I can’t tell you how it pleases my soul to read my daughter Sarah’s blog. To me, her writing is delightful and gives me great pleasure. (Do you think perhaps a mother can be at all objective?) I really enjoyed this post and thought you might, too. Please do visit itinerantidealist.wordpress.com and leave Sarah a comment. She loves to know that someone is out there! For all of you moms who wonder if anything is sinking in to your children as you teach them, just let Sarah give you hope! (She puts new pieces of art on her blog every day or two–just that alone is worth seeing! Here it is!
**************************************by Sarah E. Clarkson itinerantidealist.wordpress.com
Someday I am going to write a brilliant essay on the link twixt dinner table discussions and the making of people with opinionated and highly convicted souls. I have a sneaking suspicion of late, you see, that much of my vim for ideals and zest for life came from the rollicking discussions (i.e., friendly arguments) that took place on a nightly basis in my growing up years. I cannot help but wonder how much of my thought has been formed in the candlelit half hour after dinner. It’s something that’s on my mind a good bit of late as I ponder the importance of family and community to the shaping of culture. I was reminded of it again tonight when friends came over and we just happened into a debate about “calling” and “vocation”, followed by a hearty wrangle over the heart religion of John Wesley. The candles guttered low, our latest mountain storm wailed out the dim window and we talked the evening away.

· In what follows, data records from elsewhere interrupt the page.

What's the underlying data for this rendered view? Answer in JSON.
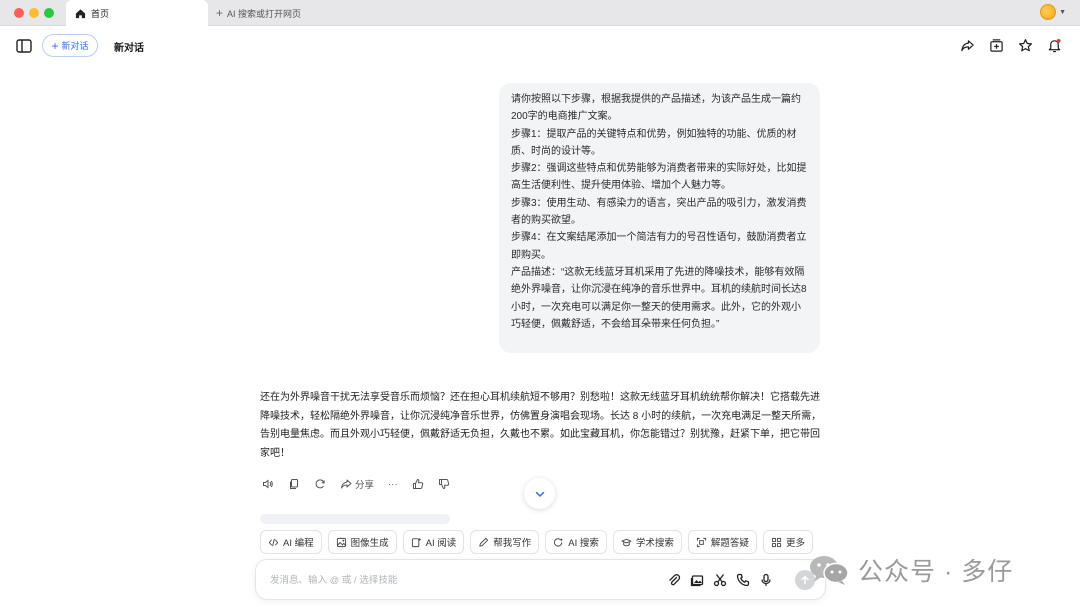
{
  "window": {
    "tab_active_label": "首页",
    "tab_new_label": "AI 搜索或打开网页"
  },
  "toolbar": {
    "new_chat_label": "新对话",
    "conversation_title": "新对话"
  },
  "user_message": {
    "lines": [
      "请你按照以下步骤，根据我提供的产品描述，为该产品生成一篇约200字的电商推广文案。",
      "步骤1：提取产品的关键特点和优势，例如独特的功能、优质的材质、时尚的设计等。",
      "步骤2：强调这些特点和优势能够为消费者带来的实际好处，比如提高生活便利性、提升使用体验、增加个人魅力等。",
      "步骤3：使用生动、有感染力的语言，突出产品的吸引力，激发消费者的购买欲望。",
      "步骤4：在文案结尾添加一个简洁有力的号召性语句，鼓励消费者立即购买。",
      "产品描述：“这款无线蓝牙耳机采用了先进的降噪技术，能够有效隔绝外界噪音，让你沉浸在纯净的音乐世界中。耳机的续航时间长达8小时，一次充电可以满足你一整天的使用需求。此外，它的外观小巧轻便，佩戴舒适，不会给耳朵带来任何负担。”"
    ]
  },
  "assistant_message": {
    "text": "还在为外界噪音干扰无法享受音乐而烦恼？还在担心耳机续航短不够用？别愁啦！这款无线蓝牙耳机统统帮你解决！它搭载先进降噪技术，轻松隔绝外界噪音，让你沉浸纯净音乐世界，仿佛置身演唱会现场。长达 8 小时的续航，一次充电满足一整天所需，告别电量焦虑。而且外观小巧轻便，佩戴舒适无负担，久戴也不累。如此宝藏耳机，你怎能错过？别犹豫，赶紧下单，把它带回家吧！"
  },
  "actions": {
    "share_label": "分享",
    "more_label": "···"
  },
  "skills": [
    {
      "label": "AI 编程",
      "icon": "code-icon"
    },
    {
      "label": "图像生成",
      "icon": "image-icon"
    },
    {
      "label": "AI 阅读",
      "icon": "reading-icon"
    },
    {
      "label": "帮我写作",
      "icon": "pen-icon"
    },
    {
      "label": "AI 搜索",
      "icon": "search-icon"
    },
    {
      "label": "学术搜索",
      "icon": "graduation-cap-icon"
    },
    {
      "label": "解题答疑",
      "icon": "camera-icon"
    },
    {
      "label": "更多",
      "icon": "grid-icon"
    }
  ],
  "input": {
    "placeholder": "发消息、输入 @ 或 / 选择技能"
  },
  "watermark": {
    "text": "公众号 · 多仔"
  },
  "colors": {
    "accent": "#2f6ff0",
    "bubble_bg": "#f3f4f6",
    "notification_dot": "#e53935"
  }
}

I suppose my interest in the family tradition of discussion is piqued again because of my renewed appreciation for my family and the gifts of thought and heart they passed on to me. It is highly fashionable of late to reach the teen and early twenties years and make the supposedly cathartic move of rejecting much of one’s childhood values. I think, to an extent, I was tempted to this especially in the area of family opinion. I wanted to have my own, quieter, more introverted thoughts. The temptation to autonomy in this particularly individualistic culture is strong, especially when the rest of the family would like to argue you out of it. My brother once spluttered in mingled pride and exasperation that “you know, we’re like these big, noisy families you see in movies, like the family in Big Fat Greek Wedding, or wait, I know, the mafia.” Hmm. Perhaps a slight exaggeration.
And yet, in a strange way, I’m proud of us; proud even of our likeness to those infamous, noisy families. For like them, we have a current of shared thought, strong convictions, a hearty way of seeing the world and believing any idea to possible. Even in my more autonomous teen moments, those ideas and convictions held me to a way of living that has brought me into the sunlight of the present with a strong heart and steady mind. In those dinner time hours, comforted by feasting, gentled by candlelight, my belief was forged, my ideas tested, refined. And I am finally coming full circle, realizing how blessed I am to have parents who wanted to engage my mind, to have the freedom to bandy thoughts, to speak doubts, to experiment with my own new-grown intellect.
So this is my rather random tribute to the family dinner table and its endless debates. To the color and life, the sparkle of argument and words. To my parents, willing to engage the growing minds of their children. To the hours of words woven into ideas, I pay my tribute with a wakened soul and mind. Those hours have formed this living heart. May you all find the same in your own home, on a stormy, candlelit evening of your own.





I praise God for you and your family. You have inspired me! I can’t wait to sit at the table with my family with this new appreciation. Love, Gaby
This idea was pushed over 100 years ago when H. Clay Trumball (Elizabeth Elliott’s grandfather) wrote a book called “Hints on Child Training”. He has a whole chapter devoted to encouraging “table talk” with your children. Also Elizabeth Elliott encouraged this again in her book “Shaping the Family”. I hope this happens with my children, as of yet they are still a bit young but we are getting there. Thank you for bringing this reminder up to the surface so that we can determine to do this in our families,and put aside rushing through this wonderful hour of the day just to clean up or move along to another activity. God bless! Charis
Family dinner is one of the highlights of my day. My children are still young, so our intellectual conversations revolve around ABCs, storytelling, or recapping the day in small sentences. I am enjoying this season & I am welcoming the future ones to come. Thanks for your inspiring words, I’ll keep them close to my heart during our chaotic toddler & preschool meals!
My favorite times of all are still when our entire family (the family I grew up with) sits down together for dinner. We have a boisterous, fun, delightful, funny, emotional, challenging, etc meal! I LOVE these times! I certainly hope that my kids love these times as well as they grow. My dh’s family is not chatty/talkative at mealtime, so I’m going to have to spur that on by myself, but I’m sure it can be done…it has to be! My kids are still young, but there is a lot of conversation that happens already!
Melissa
Sarah,
You are an absolutely incredible writer!!! Your use of language causes my soul to breathe deeply of fresh, mountain air as I digest your words. Continue developing your gift for God’s glory!